L’objectif est de travailler ensemble sur un problème d’envergure véritablement internationale, a déclaré Stuart Davis, vice-président exécutif de la Banque Scotia. « Nous pensons qu’en nous concentrant sur cela, nous pouvons vraiment avoir un impact et une différence. »
Un examen par Fintrac d’environ 200 déclarations de transactions suspectes liées au commerce illégal d’espèces sauvages entre 2011 et 2022 a révélé que la majorité concernait l’importation illicite présumée de flore et de faune au Canada, en particulier de Chine et d’Afrique subsaharienne.
Les rapports ont également indiqué d’éventuelles expéditions d’animaux sauvages du Canada vers des pays comme les États-Unis et la Chine, selon l’agence.
L’importation illégale d’espèces sauvages exotiques commence souvent par un commerçant canadien qui commande des espèces sauvages par l’intermédiaire d’un coordinateur situé, par exemple, en Australie, en Asie ou en Afrique, indique l’alerte.
« Le coordinateur gère tous les aspects d’une opération de commerce illégal nécessaire pour s’approvisionner en espèces sauvages pour le commerçant canadien, y compris l’engagement de braconniers, d’éleveurs, de commerçants, de mules et de passeurs situés dans leur pays. »
La faune est transportée vers un coursier qui est payé pour assurer le transport des animaux vers le commerçant canadien, dit Fintrac.
« Le transport peut être indirect, par l’intermédiaire du service postal ou d’entreprises de transport souvent financées en espèces, ou directement par des messagers qui cachent des animaux sauvages dans leurs bagages ou sur leur personne lorsqu’ils voyagent au Canada.
Le commerçant canadien pourrait alors annoncer la vente des animaux victimes de la traite sur un site Web ou via les médias sociaux.
À ce jour, les enquêtes et les poursuites ont souvent été dirigées « contre les petits types », tels que les braconniers, et non contre ceux qui gagnent des millions grâce au commerce illicite d’espèces sauvages, a déclaré Xolisile Khanyile, directeur du Financial Intelligence Centre d’Afrique du Sud.

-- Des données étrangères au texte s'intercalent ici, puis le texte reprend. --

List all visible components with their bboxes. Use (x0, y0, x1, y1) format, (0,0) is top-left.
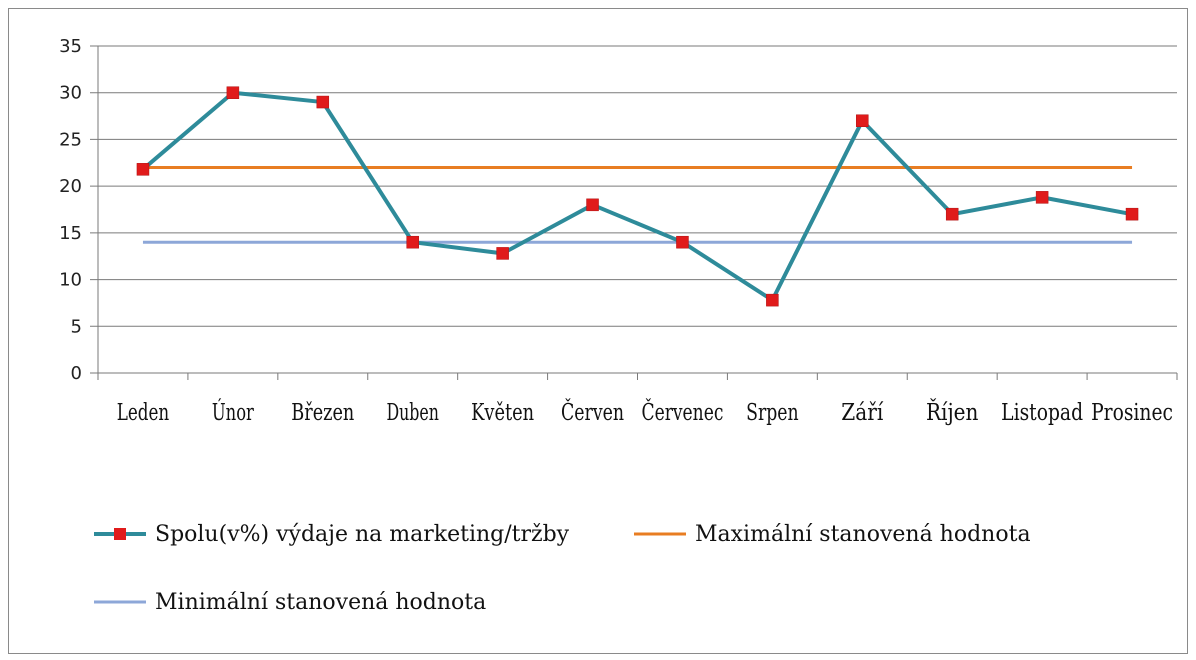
x-tick-label: Březen (291, 400, 354, 426)
x-tick-label: Srpen (746, 400, 799, 426)
data-point (406, 235, 419, 249)
legend-marker (114, 528, 126, 540)
data-point (766, 293, 779, 307)
series-group (136, 86, 1139, 307)
data-point (1035, 191, 1049, 204)
x-tick-label: Říjen (926, 399, 979, 426)
y-tick-label: 20 (59, 176, 82, 197)
axes: 0 5 10 15 20 25 30 35 Leden Únor Březen Duben Květen… (59, 36, 1178, 426)
y-tick-label: 5 (71, 316, 82, 337)
x-tick-label: Září (841, 400, 884, 426)
series-line-0 (141, 90, 1133, 303)
y-tick-label: 0 (71, 363, 82, 384)
legend-label: Maximální stanovená hodnota (695, 522, 1031, 547)
x-tick-label: Květen (471, 400, 534, 426)
y-tick-label: 10 (59, 270, 82, 291)
x-tick-label: Červen (561, 399, 624, 426)
data-point (1125, 207, 1139, 221)
data-point (496, 247, 509, 260)
line-chart: 0 5 10 15 20 25 30 35 Leden Únor Březen Duben Květen… (59, 36, 1178, 615)
data-point (136, 163, 150, 176)
gridlines (90, 45, 1177, 374)
x-tick-label: Listopad (1001, 400, 1083, 426)
x-tick-label: Prosinec (1091, 400, 1173, 426)
y-tick-label: 25 (59, 129, 82, 150)
y-tick-label: 35 (59, 36, 82, 57)
x-tick-label: Duben (386, 400, 439, 426)
data-point (226, 86, 240, 99)
data-point (945, 207, 959, 221)
y-tick-label: 30 (59, 83, 82, 104)
data-point (676, 235, 689, 249)
chart-frame: 0 5 10 15 20 25 30 35 Leden Únor Březen Duben Květen… (8, 8, 1188, 654)
legend-label: Minimální stanovená hodnota (155, 590, 486, 615)
legend-label: Spolu(v%) výdaje na marketing/tržby (155, 522, 570, 547)
x-tick-label: Červenec (642, 399, 724, 426)
data-point (856, 114, 869, 127)
data-point (586, 198, 599, 212)
x-tick-label: Leden (117, 400, 170, 426)
legend: Spolu(v%) výdaje na marketing/tržby Maxim… (94, 522, 1031, 615)
x-tick-label: Únor (212, 399, 254, 426)
data-point (316, 95, 330, 109)
y-tick-label: 15 (59, 223, 82, 244)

Suivre les grands acteurs par le biais de transactions financières peut aider à perturber le crime organisé, a-t-elle déclaré. « Si vous ne touchez que les gars inférieurs, les pivots continueront de les remplacer. »
Les personnes impliquées dans l’exportation illégale d’animaux sauvages du Canada recevaient des fonds de personnes ou d’organisations impliquées dans les animaux, telles que des animaleries et des zoos, souvent situés aux États-Unis ou à l’étranger, indique l’alerte Fintrac.
Les informations de versement pour ces fonds faisaient parfois référence à des espèces ou à des parties d’animaux préoccupantes.
Les transactions suspectes comprenaient des dépenses excessives dans les services postaux, les entités maritimes et les services de logistique animale, ainsi que des achats de cages et de matériel de fret.
Fintrac avertit que la circulation de parties d’animaux augmente les risques de transmission de maladies et peut être une voie pour de futures pandémies.
Le commerce illégal d’espèces sauvages est également une menace croissante pour l’environnement mondial et la biodiversité, mettant en péril les espèces menacées et menaçant les habitats, les communautés et les moyens de subsistance fragiles, selon l’agence.
Alors qu’un objectif initial est de perturber les criminels organisés derrière le commerce, un baromètre à long terme du succès du projet sera de s’assurer que les petits-enfants de nos petits-enfants pourront toujours apprécier les rhinocéros et d’autres espèces exploitées, a déclaré Barry MacKillop, directeur adjoint du renseignement de Fintrac. .
« Je pense donc qu’il y a deux facettes à ce succès que je recherche, une à beaucoup plus long terme qui me survivra. »
Ce rapport de La Presse canadienne a été publié pour la première fois le 31 janvier 2023.